Resumed US manned space flight closer to reality
After a remarkable 9 years without direct access to the space frontier, the United States came a step closer today to not having to rely on the Russians to get astronauts to the International Space Station (ISS).
SpaceX’s Crew Dragon capsule successfully splashed down in the Atlantic Ocean off the coast of Florida, completing the first test flight of the manned space vehicle. It returned from a 5 day visit to ISS with over three hundred pounds of cargo and a dummy named Ripley (an homage to a character from the film “Alien”). Ripley is a space age crash test mannequin that was rigged with sensors to help engineers understand what astronauts will feel when they take the first manned flight on Dragon to the space station as early as July.

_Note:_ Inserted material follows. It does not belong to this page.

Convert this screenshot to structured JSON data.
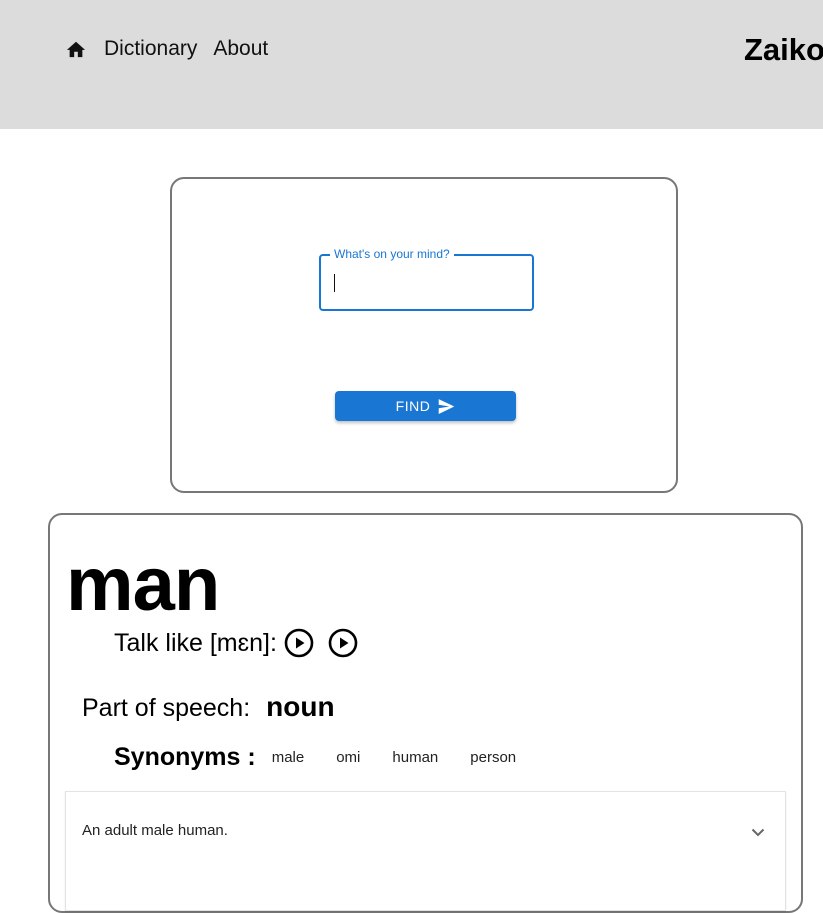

Dragon was launched atop a SpaceX Falcon 9 rocket from Cape Canaveral in Florida on Saturday and docked autonomously with ISS for the first time. It detached from ISS early this morning and splashed down just over 6 hours later. Dragon’s splashdown is a throwback to before the space shuttle era of winged runway landings, greatly reducing the complexity and cost of space travel.
SpaceX head Elon Musk said that he was worried about Dragon’s first reentry because the capsule's embedded emergency escape rockets on its sides that could have caused flight instability during its fiery decent into the atmosphere. It was not an evident problem in today’s flight.
The same Dragon capsule will be used in one last critical test flight before the system is cleared for human flight. It will be used to test an inflight launch abort system, where Dragon will be intentionally released from the launch rocket prematurely to see if astronauts could survive a potential catastrophic failure of the a Falcon booster rocket during ascent. That is when the embedded emergency escape rockets on the capsule would propel the crew safely away from a failed booster rocket during launch.
SpaceX and Boeing are sharing a combined $6.8 billion contract to build separate crew capsules as part of NASA’s commercial crew program. The program has rigorous terms, including a requirement that SpaceX pluck capsules out of the ocean within an hour of splashdown. Today’s test came close to meeting that deadline. SpaceX had its “Go Searcher” recovery ship, equipped with a medical facility and helipad standing by.
Though there are many bugs yet to work through, today’s splashdown was a picture perfect landing and big step toward regaining long awaited US access to space.